Breaking News

Eko Patrio Dinonaktifkan dari DPR RI Selama 4 Bulan: Tersandung Etika, Bukan Lawakan

Wajah Lesu Sahroni, Eko Patrio, Uya Kuya dan Nafa Urbach di Sidang MKD

D'On, Jakarta
— Dunia politik Tanah Air kembali diguncang kabar mengejutkan. Eko Hendro Purnomo, atau yang lebih dikenal publik sebagai Eko Patrio, anggota DPR RI dari Partai Amanat Nasional (PAN), resmi dinonaktifkan dari jabatannya selama empat bulan. Bukan karena kasus hukum, melainkan karena pelanggaran kode etik yang dianggap mencoreng martabat lembaga wakil rakyat.

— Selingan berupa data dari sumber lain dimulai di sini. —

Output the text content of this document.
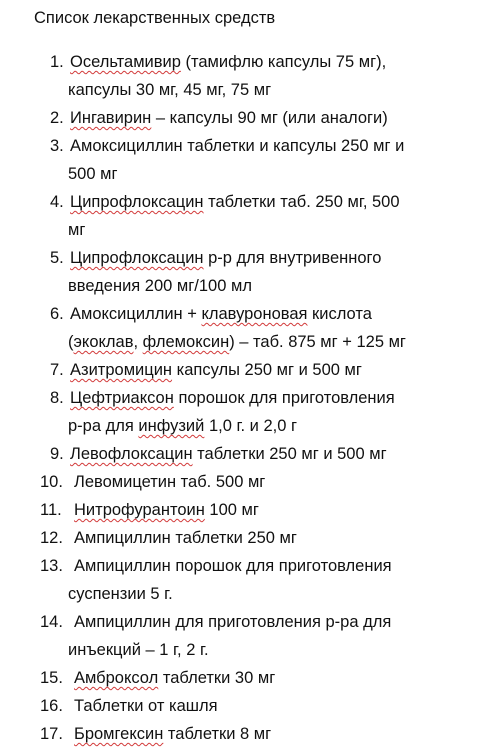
Список лекарственных средств
1. Осельтамивир (тамифлю капсулы 75 мг),
капсулы 30 мг, 45 мг, 75 мг
2. Ингавирин – капсулы 90 мг (или аналоги)
3. Амоксициллин таблетки и капсулы 250 мг и
500 мг
4. Ципрофлоксацин таблетки таб. 250 мг, 500
мг
5. Ципрофлоксацин р-р для внутривенного
введения 200 мг/100 мл
6. Амоксициллин + клавуроновая кислота
(экоклав, флемоксин) – таб. 875 мг + 125 мг
7. Азитромицин капсулы 250 мг и 500 мг
8. Цефтриаксон порошок для приготовления
р-ра для инфузий 1,0 г. и 2,0 г
9. Левофлоксацин таблетки 250 мг и 500 мг
10. Левомицетин таб. 500 мг
11. Нитрофурантоин 100 мг
12. Ампициллин таблетки 250 мг
13. Ампициллин порошок для приготовления
суспензии 5 г.
14. Ампициллин для приготовления р-ра для
инъекций – 1 г, 2 г.
15. Амброксол таблетки 30 мг
16. Таблетки от кашля
17. Бромгексин таблетки 8 мг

Keputusan itu dibacakan langsung oleh Mahkamah Kehormatan Dewan (MKD) dalam sidang yang digelar di Kompleks Parlemen, Senayan, Rabu (5/11/2025). Suasana sidang yang biasanya formal dan kaku, kali ini terasa tegang dan sarat emosi.

“Memutuskan, Teradu Eko Hendro Purnomo nonaktif selama empat bulan, berlaku sejak tanggal putusan ini dibacakan dan dihitung sejak penonaktifan yang bersangkutan sebagaimana keputusan DPP Partai Amanat Nasional,” ujar Wakil Ketua MKD, Adang Darojatun, dengan suara tegas.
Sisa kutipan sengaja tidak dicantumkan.